“No. Read this!” She handed the other girl a clipping from the advertising columns of a newspaper.

“I saw it just by accident, Saturday, after I left you. Papa had left his paper in the coupé. I was going up to my First Aid to the Injured Class—it’s at four o’clock now, you know. I made up my mind right off—it came to me like an inspiration. I just waited until it came to the place where they showed how to tie up arteries, and then I slipped out. Lots of the girls slip out in the horrid parts, you know. And then, instead of waiting in the ante-room, I put on my wrap, and pulled the hood over my head and ran off to the Midlothian—it’s just around the corner, you know. And I saw his wife.”

“What was she like?” queried Esther, eagerly.

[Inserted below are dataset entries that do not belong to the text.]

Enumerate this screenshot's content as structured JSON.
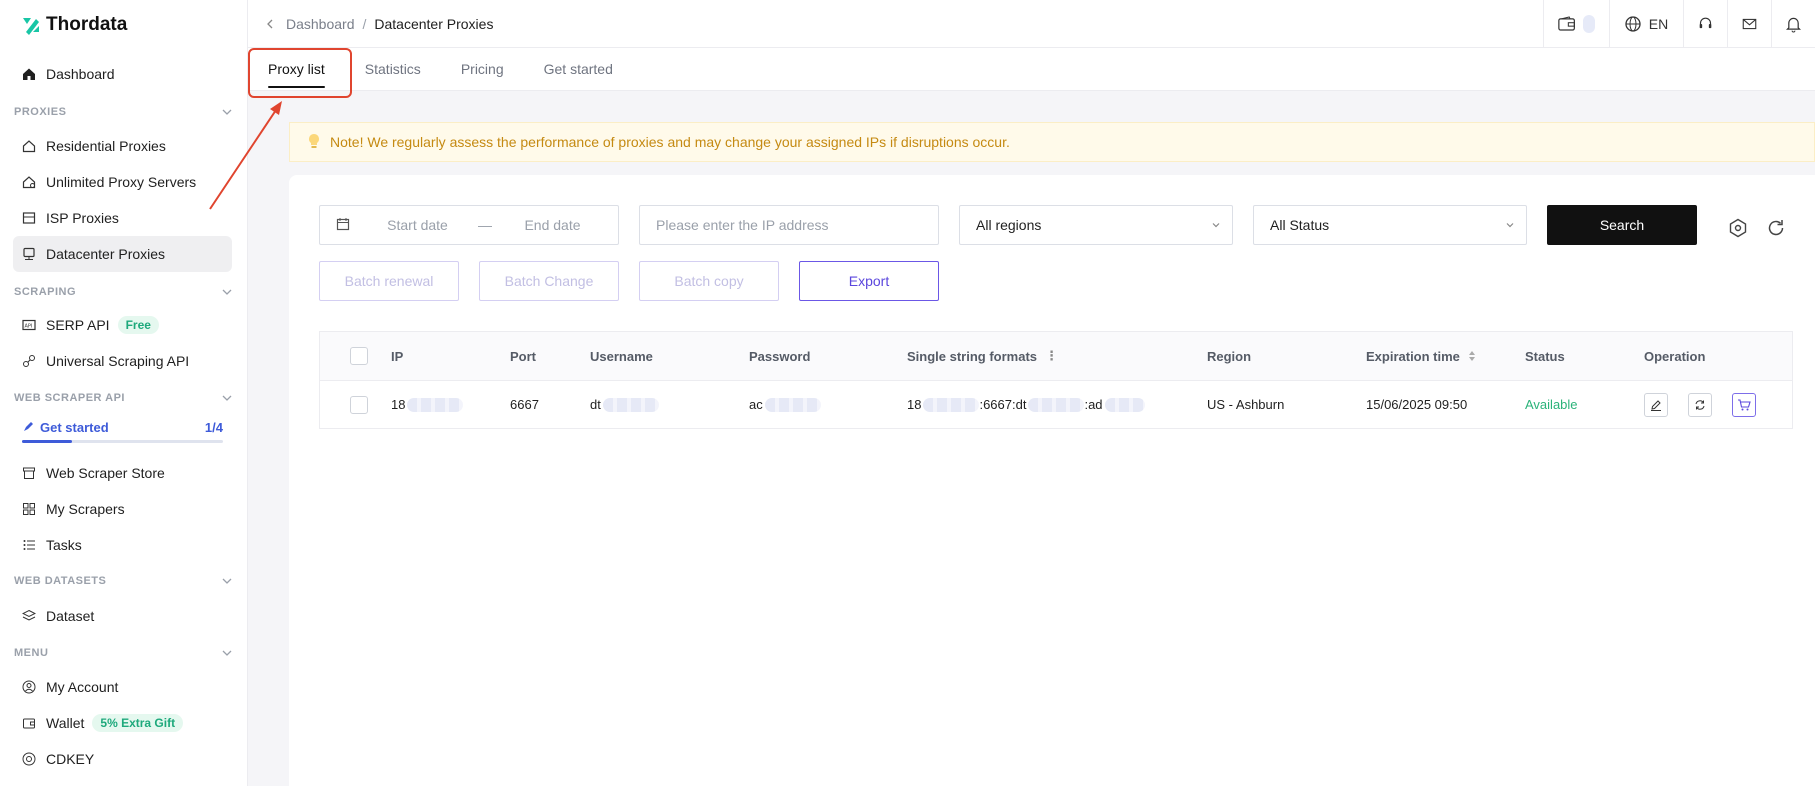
{
  "app": {
    "name": "Thordata"
  },
  "sidebar": {
    "items": {
      "dashboard": "Dashboard",
      "residential": "Residential Proxies",
      "unlimited": "Unlimited Proxy Servers",
      "isp": "ISP Proxies",
      "datacenter": "Datacenter Proxies",
      "serp": "SERP API",
      "serp_badge": "Free",
      "universal": "Universal Scraping API",
      "get_started": "Get started",
      "get_started_progress": "1/4",
      "get_started_fraction": 0.25,
      "store": "Web Scraper Store",
      "my_scrapers": "My Scrapers",
      "tasks": "Tasks",
      "dataset": "Dataset",
      "my_account": "My Account",
      "wallet": "Wallet",
      "wallet_badge": "5% Extra Gift",
      "cdkey": "CDKEY"
    },
    "sections": {
      "proxies": "PROXIES",
      "scraping": "SCRAPING",
      "web_scraper_api": "WEB SCRAPER API",
      "web_datasets": "WEB DATASETS",
      "menu": "MENU"
    }
  },
  "header": {
    "breadcrumb_prev": "Dashboard",
    "breadcrumb_sep": "/",
    "breadcrumb_current": "Datacenter Proxies",
    "language": "EN"
  },
  "tabs": [
    "Proxy list",
    "Statistics",
    "Pricing",
    "Get started"
  ],
  "notice": "Note! We regularly assess the performance of proxies and may change your assigned IPs if disruptions occur.",
  "filters": {
    "start_placeholder": "Start date",
    "date_sep": "—",
    "end_placeholder": "End date",
    "ip_placeholder": "Please enter the IP address",
    "region": "All regions",
    "status": "All Status",
    "search": "Search"
  },
  "actions": {
    "batch_renewal": "Batch renewal",
    "batch_change": "Batch Change",
    "batch_copy": "Batch copy",
    "export": "Export"
  },
  "table": {
    "columns": [
      "IP",
      "Port",
      "Username",
      "Password",
      "Single string formats",
      "Region",
      "Expiration time",
      "Status",
      "Operation"
    ],
    "rows": [
      {
        "ip": "18",
        "port": "6667",
        "username": "dt",
        "password": "ac",
        "string_a": "18",
        "string_b": ":6667:dt",
        "string_c": ":ad",
        "region": "US - Ashburn",
        "expiration": "15/06/2025 09:50",
        "status": "Available"
      }
    ]
  },
  "colors": {
    "accent": "#5b47dd",
    "status_ok": "#2bb37a",
    "annotation": "#e0452f",
    "notice_text": "#c58a12"
  }
}
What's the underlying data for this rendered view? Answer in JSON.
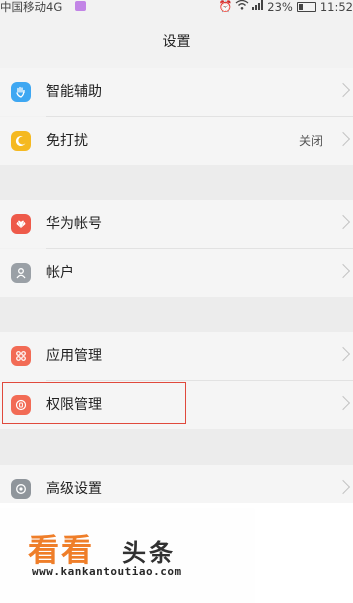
{
  "status_bar": {
    "carrier": "中国移动4G",
    "battery": "23%",
    "time": "11:52",
    "icons": [
      "message-icon",
      "alarm-icon",
      "wifi-icon",
      "signal-icon",
      "battery-icon"
    ]
  },
  "title": "设置",
  "groups": [
    {
      "items": [
        {
          "label": "智能辅助",
          "icon": "hand-icon",
          "color": "#3ea7f2",
          "value": ""
        },
        {
          "label": "免打扰",
          "icon": "moon-icon",
          "color": "#f5b921",
          "value": "关闭"
        }
      ]
    },
    {
      "items": [
        {
          "label": "华为帐号",
          "icon": "huawei-icon",
          "color": "#ee5a4a",
          "value": ""
        },
        {
          "label": "帐户",
          "icon": "account-icon",
          "color": "#9aa0a6",
          "value": ""
        }
      ]
    },
    {
      "items": [
        {
          "label": "应用管理",
          "icon": "apps-icon",
          "color": "#f26b55",
          "value": ""
        },
        {
          "label": "权限管理",
          "icon": "permission-icon",
          "color": "#f26b55",
          "value": ""
        }
      ]
    },
    {
      "items": [
        {
          "label": "高级设置",
          "icon": "gear-icon",
          "color": "#8f959b",
          "value": ""
        }
      ]
    }
  ],
  "watermark": {
    "brand": "看看",
    "brand_suffix": "头条",
    "url": "www.kankantoutiao.com",
    "colors": {
      "brand": "#ef7b23"
    }
  }
}
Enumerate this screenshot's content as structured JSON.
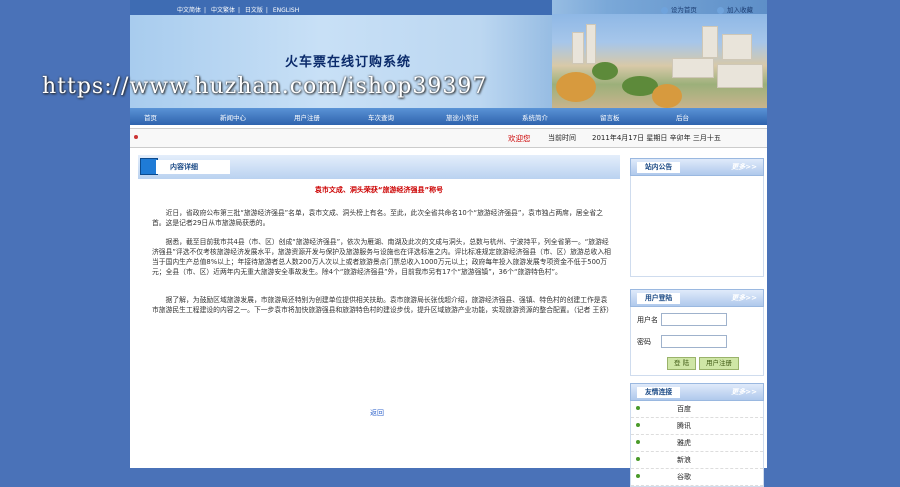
{
  "header": {
    "languages": [
      "中文简体",
      "中文繁体",
      "日文版",
      "ENGLISH"
    ],
    "top_links": [
      "设为首页",
      "加入收藏"
    ],
    "site_title": "火车票在线订购系统",
    "watermark": "https://www.huzhan.com/ishop39397"
  },
  "nav": {
    "items": [
      "首页",
      "新闻中心",
      "用户注册",
      "车次查询",
      "旅途小常识",
      "系统简介",
      "留言板",
      "后台"
    ]
  },
  "info_bar": {
    "welcome": "欢迎您",
    "time_label": "当前时间",
    "time_value": "2011年4月17日 星期日 辛卯年 三月十五"
  },
  "content": {
    "tab_label": "内容详细",
    "article_title": "袁市文成、洞头荣获“旅游经济强县”称号",
    "paragraphs": [
      "近日，省政府公布第三批“旅游经济强县”名单，袁市文成、洞头榜上有名。至此，此次全省共命名10个“旅游经济强县”，袁市独占两席，居全省之首。这是记者29日从市旅游局获悉的。",
      "据悉，截至目前我市共4县（市、区）创成“旅游经济强县”，依次为雁湖、南湖及此次的文成与洞头，总数与杭州、宁波持平，列全省第一。“旅游经济强县”评选不仅考核旅游经济发展水平，旅游资源开发与保护及旅游服务与设施也在评选标准之内。评比标准规定旅游经济强县（市、区）旅游总收入相当于国内生产总值8%以上；年接待旅游者总人数200万人次以上或者旅游景点门票总收入1000万元以上；政府每年投入旅游发展专项资金不低于500万元；全县（市、区）近两年内无重大旅游安全事故发生。除4个“旅游经济强县”外，目前我市另有17个“旅游强镇”，36个“旅游特色村”。",
      "据了解，为鼓励区域旅游发展，市旅游局还特别为创建单位提供相关扶助。袁市旅游局长张伐超介绍，旅游经济强县、强镇、特色村的创建工作是袁市旅游民生工程建设的内容之一。下一步袁市将加快旅游强县和旅游特色村的建设步伐，提升区域旅游产业功能，实现旅游资源的整合配置。（记者 王舒）"
    ],
    "back_link": "返回"
  },
  "sidebar": {
    "notice": {
      "title": "站内公告",
      "more": "更多>>"
    },
    "login": {
      "title": "用户登陆",
      "more": "更多>>",
      "username_label": "用户名",
      "password_label": "密码",
      "login_button": "登 陆",
      "register_button": "用户注册"
    },
    "links": {
      "title": "友情连接",
      "more": "更多>>",
      "items": [
        "百度",
        "腾讯",
        "雅虎",
        "新浪",
        "谷歌"
      ]
    }
  }
}
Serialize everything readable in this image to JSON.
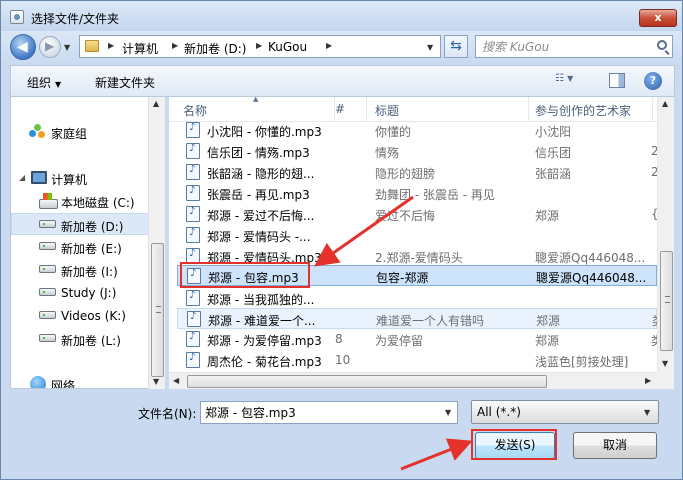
{
  "window": {
    "title": "选择文件/文件夹",
    "close_label": "x"
  },
  "nav": {
    "back_glyph": "◀",
    "forward_glyph": "▶",
    "breadcrumbs": [
      "计算机",
      "新加卷 (D:)",
      "KuGou"
    ],
    "search_placeholder": "搜索 KuGou"
  },
  "toolbar": {
    "organize_label": "组织",
    "new_folder_label": "新建文件夹",
    "help_label": "?"
  },
  "sidebar": {
    "items": [
      {
        "label": "家庭组",
        "icon": "homegroup-icon"
      },
      {
        "label": "计算机",
        "icon": "computer-icon"
      },
      {
        "label": "本地磁盘 (C:)",
        "icon": "system-drive-icon"
      },
      {
        "label": "新加卷 (D:)",
        "icon": "drive-icon",
        "selected": true
      },
      {
        "label": "新加卷 (E:)",
        "icon": "drive-icon"
      },
      {
        "label": "新加卷 (I:)",
        "icon": "drive-icon"
      },
      {
        "label": "Study (J:)",
        "icon": "drive-icon"
      },
      {
        "label": "Videos (K:)",
        "icon": "drive-icon"
      },
      {
        "label": "新加卷 (L:)",
        "icon": "drive-icon"
      },
      {
        "label": "网络",
        "icon": "network-icon"
      }
    ]
  },
  "file_list": {
    "columns": [
      "名称",
      "#",
      "标题",
      "参与创作的艺术家"
    ],
    "rows": [
      {
        "name": "小沈阳 - 你懂的.mp3",
        "num": "",
        "title": "你懂的",
        "artist": "小沈阳",
        "extra": ""
      },
      {
        "name": "信乐团 - 情殇.mp3",
        "num": "",
        "title": "情殇",
        "artist": "信乐团",
        "extra": "2"
      },
      {
        "name": "张韶涵 - 隐形的翅...",
        "num": "",
        "title": "隐形的翅膀",
        "artist": "张韶涵",
        "extra": "2"
      },
      {
        "name": "张震岳 - 再见.mp3",
        "num": "",
        "title": "劲舞团 - 张震岳 - 再见",
        "artist": "",
        "extra": ""
      },
      {
        "name": "郑源 - 爱过不后悔...",
        "num": "",
        "title": "爱过不后悔",
        "artist": "郑源",
        "extra": "{"
      },
      {
        "name": "郑源 - 爱情码头 -...",
        "num": "",
        "title": "",
        "artist": "",
        "extra": ""
      },
      {
        "name": "郑源 - 爱情码头.mp3",
        "num": "",
        "title": "2.郑源-爱情码头",
        "artist": "聰爱源Qq446048...",
        "extra": ""
      },
      {
        "name": "郑源 - 包容.mp3",
        "num": "",
        "title": "包容-郑源",
        "artist": "聰爱源Qq446048...",
        "extra": "",
        "selected": true
      },
      {
        "name": "郑源 - 当我孤独的...",
        "num": "",
        "title": "",
        "artist": "",
        "extra": ""
      },
      {
        "name": "郑源 - 难道爱一个...",
        "num": "",
        "title": "难道爱一个人有错吗",
        "artist": "郑源",
        "extra": "类"
      },
      {
        "name": "郑源 - 为爱停留.mp3",
        "num": "8",
        "title": "为爱停留",
        "artist": "郑源",
        "extra": "类"
      },
      {
        "name": "周杰伦 - 菊花台.mp3",
        "num": "10",
        "title": "",
        "artist": "浅蓝色[剪接处理]",
        "extra": ""
      }
    ]
  },
  "footer": {
    "filename_label": "文件名(N):",
    "filename_value": "郑源 - 包容.mp3",
    "filetype_value": "All (*.*)",
    "send_label": "发送(S)",
    "cancel_label": "取消"
  },
  "colors": {
    "annotation_red": "#e4312b",
    "selection_blue": "#cde2fb",
    "chrome_blue": "#c9daf0"
  }
}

“Oh, I don’t know. Sort of horrid—actressy. She had a pink silk wrapper with swansdown all over it—at four o’clock, think! I was awfully frightened when I got there; but it wasn’t the least trouble. She hardly looked at me, and she engaged me right off. She just asked me if I was willing to do a whole lot of things—I forget what they were—and where I’d worked before. I said at Mrs. Barcalow’s.”

“‘Mrs. Barcalow’s?’”

“Why, yes—my Aunt Amanda, don’t you know—up in Framingham. I always have to wash the teacups when I go there. Aunty says that everybody has got to do something in her house.”

“Oh, Louise!” cried her friend, in shocked admiration; “how can you think of such things?”

“Well, I did. And she—his wife, you know—just said: ‘Oh, I suppose you’ll do as well as any one—all you girls are alike.’”

“But did she really take you for a—servant?”